Flexibilisierung der Standorte
Soweit nicht geschehen, kann eine Lockerung der lokalen Restriktion (Arbeit an einem Standort) für ein erheblich größeres Feld an Bewerbern sorgen. Dabei gibt es zwei grundlegende Alternativen: mit verteilten Teams an verschiedenen Orten im Homeoffice oder an bestehenden Standorten zu arbeiten oder ein gesamtes Team an einem neuen Standort aufzubauen. Ist es möglich, Englisch als Sprache einzusetzen, kommen sehr viel Standorte in Frage, wobei Zeitzonen und Kultur zu beachten sind. Für alle Varianten sollten Infrastruktur und Prozesse für verteiltes Arbeiten ausgereift genug sein. Es empfiehlt sich ein Pilotprojekt.
Je nach Team und Aufgabe kann es sein, dass verteiltes Arbeiten nicht die gleiche Qualität erreicht wie die gemeinsame Arbeit an einem Standort. Jedoch gibt es kaum größere Qualitätskiller als mittelmäßige oder fehlende Mitarbeiter in Teams. Die Frage, ob verteilte Arbeit zielführend ist, sollte daher nicht zu theoretisch geführt werden, sondern anhand konkreter Alternativen.
Potentialpool selbst ausbilden
Langfristig geplant können neue Talente durch Traineeprogramme, Werkstudentenpraktika, duale Ausbildungsformate und andere Formen der praxisnahen Ausbildung aufgebaut werden. Sie bilden einen konstanten Pool an potentiellen juniorigen Kandidaten und entlasten so den Einstellungsdruck. Außerdem können sie durch Ihre Arbeit für Entlastung sorgen und sind bei Einstellung teilweise schon eingearbeitet.

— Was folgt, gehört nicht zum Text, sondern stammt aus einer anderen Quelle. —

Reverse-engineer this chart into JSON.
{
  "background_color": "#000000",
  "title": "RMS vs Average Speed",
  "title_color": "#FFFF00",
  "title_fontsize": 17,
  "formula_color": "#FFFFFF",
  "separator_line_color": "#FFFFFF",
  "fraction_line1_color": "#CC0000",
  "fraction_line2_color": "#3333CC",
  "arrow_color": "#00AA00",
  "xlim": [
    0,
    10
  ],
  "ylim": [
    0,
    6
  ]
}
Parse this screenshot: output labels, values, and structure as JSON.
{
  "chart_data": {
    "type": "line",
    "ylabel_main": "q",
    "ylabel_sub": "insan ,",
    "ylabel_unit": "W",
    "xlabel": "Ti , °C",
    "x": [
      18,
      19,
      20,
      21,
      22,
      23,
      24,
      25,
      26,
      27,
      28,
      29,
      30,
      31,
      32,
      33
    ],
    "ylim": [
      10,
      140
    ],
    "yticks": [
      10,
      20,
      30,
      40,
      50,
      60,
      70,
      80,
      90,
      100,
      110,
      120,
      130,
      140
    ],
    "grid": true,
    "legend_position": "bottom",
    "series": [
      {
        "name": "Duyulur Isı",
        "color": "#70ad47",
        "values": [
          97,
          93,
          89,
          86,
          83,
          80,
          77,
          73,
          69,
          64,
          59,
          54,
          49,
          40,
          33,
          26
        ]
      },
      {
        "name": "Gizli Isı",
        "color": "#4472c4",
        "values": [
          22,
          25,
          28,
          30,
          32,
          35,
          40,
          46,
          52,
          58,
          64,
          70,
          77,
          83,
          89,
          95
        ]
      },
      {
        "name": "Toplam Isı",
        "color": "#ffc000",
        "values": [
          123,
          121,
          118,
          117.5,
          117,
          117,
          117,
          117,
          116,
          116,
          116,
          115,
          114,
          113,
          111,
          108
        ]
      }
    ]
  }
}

Reorganisation der bestehenden Teams
Sind genug Mitarbeiter im Pool diverser Teams vorhanden, ist eine Reorganisation der bestehenden Teams eine weitere Möglichkeit. Die Orientierung findet am Engpass statt. Davon ausgehend werden Teams wo nötig neu zusammengestellt und nach Bedarf Rollen und Themen teilweise neu verteilt. Weitere Möglichkeiten entstehen, wenn eine Reorganisation auch mit der Flexibilisierung von Standorten einhergeht. Solche aufwändigen Vorhaben sind insbesondere dann sinnvoll, wenn der Veränderungsdruck durch die aktuelle Situation hoch ist oder eine Reorganisation der Teamstruktur generell vonnöten wäre.
Spezifisches Employer Branding
Employer Branding ist Marketing für potentielle Mitarbeiter und damit generell eine gesamtheitliche Unternehmensaufgabe. Jedoch kann der Produktbereich durch Sprecher*innen auf Konferenzen, Teilnahme an Universitätsaktivitäten, Publikationen in diversen Medien und generell Netzwerkaktivitäten einen eigenen Beitrag dazu leisten. Solche Aktivitäten können die Chance erhöhen, potentielle Kandidaten auf offene Positionen aufmerksam zu machen und Ihr Interesse zu wecken.
Guerilla Aktionen
Kreative Teams oder Personalabteilungen können versuchen, mit einer guten Idee viel Aufmerksamkeit und im Idealfall auch viele potentiellen Bewerber zu erreichen. Beispiele findet man im Netz unter Begriffen wie Ambient Recruiting, Trojan Recruiting, Viral Recruiting oder Conspiracy Recruiting. Wenn genug Budget verfügbar ist, kann eine passende Agentur unterstützen. Vor Umsetzung sollte auf jeden Fall die Personalabteilung und Geschäftsführung involviert werden.